1. Secularism Isn’t a Conspiracy
Clark treats “secularism” as though it were a coordinated movement led by loud, smug atheists — an ideology with its own dogmas. But secularism, in its most basic sense, simply means this:
Public policy and education should be grounded in what we can verify — not in supernatural claims.
It’s not about oppressing religion. It’s about recognizing that beliefs without evidence don’t deserve special treatment when it comes to law, science, or education. Clark is right that secularists often criticize religion, but he’s wrong to equate that with a rejection of all spiritual exploration or moral inquiry. What secularism rejects is unwarranted certainty.
2. Faith vs. Science Isn’t a Straw Man — It’s a Methodological Divide
Clark says faith and science are compatible. And sure, many scientists are also people of faith — but that doesn’t erase the central problem:
Science requires testable, falsifiable claims.
Faith, by definition, does not.
The moment faith makes truth claims about the natural world — virgin births, global floods, literal resurrections — it enters science’s territory. And in that territory, evidence rules. When evidence contradicts the claim, science adjusts. Faith does not.
So the conflict isn’t cultural.
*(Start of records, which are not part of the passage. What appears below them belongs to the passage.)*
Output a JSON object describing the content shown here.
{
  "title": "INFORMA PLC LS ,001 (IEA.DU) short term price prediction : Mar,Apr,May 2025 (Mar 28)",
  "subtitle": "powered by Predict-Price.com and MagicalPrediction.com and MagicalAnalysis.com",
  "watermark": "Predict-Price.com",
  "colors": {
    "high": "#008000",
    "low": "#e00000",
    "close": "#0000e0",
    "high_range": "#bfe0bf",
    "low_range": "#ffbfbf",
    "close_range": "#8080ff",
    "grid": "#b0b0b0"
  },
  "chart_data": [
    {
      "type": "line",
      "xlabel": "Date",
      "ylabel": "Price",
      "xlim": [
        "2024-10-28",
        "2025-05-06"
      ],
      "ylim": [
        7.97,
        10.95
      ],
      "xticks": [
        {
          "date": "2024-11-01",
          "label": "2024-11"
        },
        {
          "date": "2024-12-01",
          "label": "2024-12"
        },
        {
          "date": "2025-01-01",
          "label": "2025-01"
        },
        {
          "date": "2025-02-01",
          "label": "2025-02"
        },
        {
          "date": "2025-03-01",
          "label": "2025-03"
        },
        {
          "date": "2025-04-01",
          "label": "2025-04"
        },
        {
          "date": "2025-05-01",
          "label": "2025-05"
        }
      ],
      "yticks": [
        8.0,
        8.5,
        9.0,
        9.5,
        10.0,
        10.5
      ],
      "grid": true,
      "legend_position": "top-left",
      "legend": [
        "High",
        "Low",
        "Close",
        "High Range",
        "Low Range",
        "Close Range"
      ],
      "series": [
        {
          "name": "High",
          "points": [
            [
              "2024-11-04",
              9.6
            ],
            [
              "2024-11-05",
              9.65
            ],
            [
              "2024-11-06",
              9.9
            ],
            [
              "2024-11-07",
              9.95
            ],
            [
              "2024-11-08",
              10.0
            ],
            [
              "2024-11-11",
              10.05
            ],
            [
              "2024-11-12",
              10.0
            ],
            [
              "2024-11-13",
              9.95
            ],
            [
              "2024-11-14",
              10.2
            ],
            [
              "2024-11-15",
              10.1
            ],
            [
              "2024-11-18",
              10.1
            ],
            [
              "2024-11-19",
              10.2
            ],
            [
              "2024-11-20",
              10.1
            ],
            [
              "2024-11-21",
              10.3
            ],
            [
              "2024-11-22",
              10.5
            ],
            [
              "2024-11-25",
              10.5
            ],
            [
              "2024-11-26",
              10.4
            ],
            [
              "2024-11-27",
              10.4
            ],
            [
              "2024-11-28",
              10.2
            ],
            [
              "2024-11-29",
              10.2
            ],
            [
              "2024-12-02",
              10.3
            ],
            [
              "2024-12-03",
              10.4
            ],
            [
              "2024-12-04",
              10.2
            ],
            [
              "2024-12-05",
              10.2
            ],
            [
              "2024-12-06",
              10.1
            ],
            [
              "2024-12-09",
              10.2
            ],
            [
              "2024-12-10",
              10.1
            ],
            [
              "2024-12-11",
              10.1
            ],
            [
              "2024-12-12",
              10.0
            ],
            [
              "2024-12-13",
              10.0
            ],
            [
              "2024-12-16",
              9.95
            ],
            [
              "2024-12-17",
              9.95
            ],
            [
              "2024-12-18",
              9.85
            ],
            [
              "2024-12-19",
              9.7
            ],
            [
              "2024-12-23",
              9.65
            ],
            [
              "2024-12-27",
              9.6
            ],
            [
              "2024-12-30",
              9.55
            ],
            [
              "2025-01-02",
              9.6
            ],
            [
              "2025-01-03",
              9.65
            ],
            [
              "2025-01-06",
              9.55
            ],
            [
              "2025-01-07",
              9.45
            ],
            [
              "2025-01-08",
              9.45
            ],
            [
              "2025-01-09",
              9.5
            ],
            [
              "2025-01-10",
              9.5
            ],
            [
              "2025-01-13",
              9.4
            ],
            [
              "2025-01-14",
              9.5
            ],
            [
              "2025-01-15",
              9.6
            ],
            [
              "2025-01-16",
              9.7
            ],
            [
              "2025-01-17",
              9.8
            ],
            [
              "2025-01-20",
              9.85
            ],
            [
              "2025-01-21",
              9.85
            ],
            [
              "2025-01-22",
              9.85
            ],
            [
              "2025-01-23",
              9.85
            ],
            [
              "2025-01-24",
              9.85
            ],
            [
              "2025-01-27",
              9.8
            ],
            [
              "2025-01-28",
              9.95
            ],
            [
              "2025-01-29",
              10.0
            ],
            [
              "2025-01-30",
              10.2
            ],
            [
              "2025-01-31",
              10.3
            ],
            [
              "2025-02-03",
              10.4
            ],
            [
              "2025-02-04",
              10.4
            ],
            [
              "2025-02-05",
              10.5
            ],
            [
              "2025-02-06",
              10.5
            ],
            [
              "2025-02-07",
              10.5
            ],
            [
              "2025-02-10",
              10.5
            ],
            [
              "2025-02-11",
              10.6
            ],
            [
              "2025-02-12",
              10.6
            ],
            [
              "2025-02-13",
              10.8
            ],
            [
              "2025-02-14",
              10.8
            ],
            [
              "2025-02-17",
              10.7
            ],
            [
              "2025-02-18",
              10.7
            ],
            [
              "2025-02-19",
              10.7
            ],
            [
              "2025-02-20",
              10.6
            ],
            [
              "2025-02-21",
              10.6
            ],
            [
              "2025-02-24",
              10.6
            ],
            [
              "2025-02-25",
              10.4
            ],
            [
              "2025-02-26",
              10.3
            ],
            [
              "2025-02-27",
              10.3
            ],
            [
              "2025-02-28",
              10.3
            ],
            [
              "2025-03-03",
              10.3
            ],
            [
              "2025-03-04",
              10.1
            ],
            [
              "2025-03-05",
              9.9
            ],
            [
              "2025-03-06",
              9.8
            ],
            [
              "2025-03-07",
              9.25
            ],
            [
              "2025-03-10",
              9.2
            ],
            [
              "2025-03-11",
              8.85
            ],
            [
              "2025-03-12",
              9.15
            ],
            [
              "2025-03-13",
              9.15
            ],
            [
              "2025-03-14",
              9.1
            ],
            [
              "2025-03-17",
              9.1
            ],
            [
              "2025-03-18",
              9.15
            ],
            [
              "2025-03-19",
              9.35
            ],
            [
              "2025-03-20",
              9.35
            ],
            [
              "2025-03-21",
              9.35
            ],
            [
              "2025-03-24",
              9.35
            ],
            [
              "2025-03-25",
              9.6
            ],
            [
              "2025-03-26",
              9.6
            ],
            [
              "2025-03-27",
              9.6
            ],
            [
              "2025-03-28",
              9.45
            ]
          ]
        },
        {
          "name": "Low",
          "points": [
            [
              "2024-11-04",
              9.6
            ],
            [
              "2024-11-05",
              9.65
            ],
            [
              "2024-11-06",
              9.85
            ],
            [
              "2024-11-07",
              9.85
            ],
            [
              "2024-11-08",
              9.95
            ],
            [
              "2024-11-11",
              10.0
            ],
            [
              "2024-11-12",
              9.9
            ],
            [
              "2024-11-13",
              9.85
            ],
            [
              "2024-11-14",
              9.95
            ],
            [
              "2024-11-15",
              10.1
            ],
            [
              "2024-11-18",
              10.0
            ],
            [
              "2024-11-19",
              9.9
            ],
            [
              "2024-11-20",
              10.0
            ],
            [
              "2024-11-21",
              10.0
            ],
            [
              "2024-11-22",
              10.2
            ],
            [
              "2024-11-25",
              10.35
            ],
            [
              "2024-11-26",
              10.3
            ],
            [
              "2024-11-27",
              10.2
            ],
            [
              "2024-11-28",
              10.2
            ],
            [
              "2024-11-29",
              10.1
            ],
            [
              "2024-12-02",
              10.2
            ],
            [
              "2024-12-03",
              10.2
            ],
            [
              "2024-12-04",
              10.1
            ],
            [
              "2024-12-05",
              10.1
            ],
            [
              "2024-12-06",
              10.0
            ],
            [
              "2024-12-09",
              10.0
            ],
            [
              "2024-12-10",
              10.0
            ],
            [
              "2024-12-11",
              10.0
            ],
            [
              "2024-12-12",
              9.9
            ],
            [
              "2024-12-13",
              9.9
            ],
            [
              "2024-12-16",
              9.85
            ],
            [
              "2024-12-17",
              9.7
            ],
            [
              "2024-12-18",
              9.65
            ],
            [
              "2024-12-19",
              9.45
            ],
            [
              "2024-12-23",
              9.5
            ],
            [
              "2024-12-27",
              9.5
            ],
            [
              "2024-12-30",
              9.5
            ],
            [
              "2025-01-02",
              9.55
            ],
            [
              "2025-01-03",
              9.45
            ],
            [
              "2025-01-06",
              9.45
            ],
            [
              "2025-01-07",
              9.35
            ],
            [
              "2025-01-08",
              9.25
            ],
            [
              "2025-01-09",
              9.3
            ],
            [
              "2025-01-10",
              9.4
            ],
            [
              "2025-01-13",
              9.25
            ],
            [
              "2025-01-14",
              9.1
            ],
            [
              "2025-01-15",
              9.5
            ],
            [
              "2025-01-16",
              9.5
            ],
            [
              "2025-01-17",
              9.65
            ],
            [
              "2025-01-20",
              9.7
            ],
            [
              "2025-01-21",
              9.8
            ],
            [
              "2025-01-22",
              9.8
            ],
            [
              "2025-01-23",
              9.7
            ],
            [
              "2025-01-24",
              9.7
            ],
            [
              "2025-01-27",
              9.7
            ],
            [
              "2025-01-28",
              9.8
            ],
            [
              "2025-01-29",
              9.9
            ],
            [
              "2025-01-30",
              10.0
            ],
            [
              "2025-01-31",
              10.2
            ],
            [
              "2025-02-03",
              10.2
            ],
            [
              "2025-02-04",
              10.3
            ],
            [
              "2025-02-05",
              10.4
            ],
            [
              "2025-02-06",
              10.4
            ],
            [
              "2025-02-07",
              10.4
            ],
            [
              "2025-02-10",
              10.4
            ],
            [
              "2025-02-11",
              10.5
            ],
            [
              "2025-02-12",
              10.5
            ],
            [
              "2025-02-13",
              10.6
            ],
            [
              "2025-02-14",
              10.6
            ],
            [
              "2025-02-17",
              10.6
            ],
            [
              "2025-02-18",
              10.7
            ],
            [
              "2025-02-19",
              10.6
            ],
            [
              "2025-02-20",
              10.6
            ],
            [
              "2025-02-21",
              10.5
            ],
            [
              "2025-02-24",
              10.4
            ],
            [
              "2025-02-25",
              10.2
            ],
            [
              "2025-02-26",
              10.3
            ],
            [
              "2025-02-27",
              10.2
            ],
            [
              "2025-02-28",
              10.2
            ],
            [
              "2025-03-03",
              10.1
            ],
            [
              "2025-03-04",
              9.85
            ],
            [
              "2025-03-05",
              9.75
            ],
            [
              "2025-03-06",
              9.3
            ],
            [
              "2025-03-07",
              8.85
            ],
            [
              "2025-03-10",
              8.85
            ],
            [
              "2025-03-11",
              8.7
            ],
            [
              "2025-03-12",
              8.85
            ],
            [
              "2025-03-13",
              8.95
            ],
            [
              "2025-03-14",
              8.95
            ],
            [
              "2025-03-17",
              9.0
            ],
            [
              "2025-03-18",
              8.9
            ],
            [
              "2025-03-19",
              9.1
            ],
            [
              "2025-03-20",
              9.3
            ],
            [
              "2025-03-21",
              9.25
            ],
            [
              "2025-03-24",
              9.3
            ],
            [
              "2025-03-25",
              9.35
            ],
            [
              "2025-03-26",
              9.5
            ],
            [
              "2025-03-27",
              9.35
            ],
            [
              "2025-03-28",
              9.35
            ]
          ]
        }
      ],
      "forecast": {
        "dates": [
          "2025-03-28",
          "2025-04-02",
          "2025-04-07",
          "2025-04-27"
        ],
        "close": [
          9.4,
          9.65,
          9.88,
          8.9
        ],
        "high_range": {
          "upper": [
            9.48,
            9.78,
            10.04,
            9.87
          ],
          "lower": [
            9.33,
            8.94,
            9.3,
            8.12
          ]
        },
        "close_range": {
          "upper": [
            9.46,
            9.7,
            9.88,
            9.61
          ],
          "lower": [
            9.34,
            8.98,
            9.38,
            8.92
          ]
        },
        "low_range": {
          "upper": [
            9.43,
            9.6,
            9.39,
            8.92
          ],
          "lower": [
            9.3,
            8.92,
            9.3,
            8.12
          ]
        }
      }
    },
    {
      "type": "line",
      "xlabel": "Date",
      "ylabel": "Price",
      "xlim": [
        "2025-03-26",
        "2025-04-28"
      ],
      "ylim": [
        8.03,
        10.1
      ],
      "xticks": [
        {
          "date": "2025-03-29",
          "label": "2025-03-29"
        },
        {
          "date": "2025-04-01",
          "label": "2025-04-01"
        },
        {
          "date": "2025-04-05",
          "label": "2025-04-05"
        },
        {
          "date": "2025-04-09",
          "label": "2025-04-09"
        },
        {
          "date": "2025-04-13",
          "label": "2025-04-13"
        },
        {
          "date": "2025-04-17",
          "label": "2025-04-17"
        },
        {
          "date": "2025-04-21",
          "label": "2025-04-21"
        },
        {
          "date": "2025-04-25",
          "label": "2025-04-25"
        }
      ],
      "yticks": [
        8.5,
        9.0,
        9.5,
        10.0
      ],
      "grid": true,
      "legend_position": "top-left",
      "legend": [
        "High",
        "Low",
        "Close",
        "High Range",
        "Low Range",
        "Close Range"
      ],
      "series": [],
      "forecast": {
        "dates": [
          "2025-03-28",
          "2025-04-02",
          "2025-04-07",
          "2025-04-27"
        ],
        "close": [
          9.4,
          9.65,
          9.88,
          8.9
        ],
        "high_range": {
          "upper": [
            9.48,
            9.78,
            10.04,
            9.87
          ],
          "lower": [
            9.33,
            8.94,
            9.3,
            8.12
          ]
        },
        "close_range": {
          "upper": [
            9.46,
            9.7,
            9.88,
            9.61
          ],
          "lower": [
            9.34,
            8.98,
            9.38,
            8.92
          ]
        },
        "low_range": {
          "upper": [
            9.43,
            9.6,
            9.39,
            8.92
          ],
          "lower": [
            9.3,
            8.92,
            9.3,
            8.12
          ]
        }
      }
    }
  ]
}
It’s methodological.
3. Mocking Extremes Doesn’t Redeem the Middle
Clark complains that secular critics like Dawkins or Harris dismiss faith as “delusional” or even a form of “mental illness.” Whether or not you find those comparisons helpful, the underlying critique is this:
Faith asks people to believe in things they cannot verify, and often in spite of contrary evidence.
Calling that irrational is not an insult — it’s an observation about epistemology. We don’t use faith to fly airplanes, treat cancer, or build bridges. Why should we use it to answer life’s biggest questions?
Clark never responds to that. He only laments the tone.
4. Clark’s “Rational Christianity” Is Just a Claim (So Far)
Clark ends this section by asserting that Christianity is the more rational worldview. But he offers no argument, no evidence — only his own personal journey as proof. He speaks of studying history, science, and philosophy, and concludes:
“I have come to see that Christianity isn’t a less rational worldview … but a more rational one.”
Maybe so. But rationality demands reasons, not just testimonies.
💬 Final Thoughts: What I’m Looking for in This Book
I appreciate that Edrie gave me this book in love and sincerity. I’m reading it not to score points but to understand — and to think alongside others who are still searching, still questioning.
But if Chapter 1 is any indication, Mark Clark is more interested in rehabilitating belief than challenging it. He wants to recast faith as reasonable by knocking down shallow portrayals of atheism. That may feel good to believers — but it’s not good argument.
Still, I’ll keep reading. Tomorrow, I’ll take up The Plantinga Effect and continue the conversation.
Truth doesn’t fear investigation. Let’s see where this leads.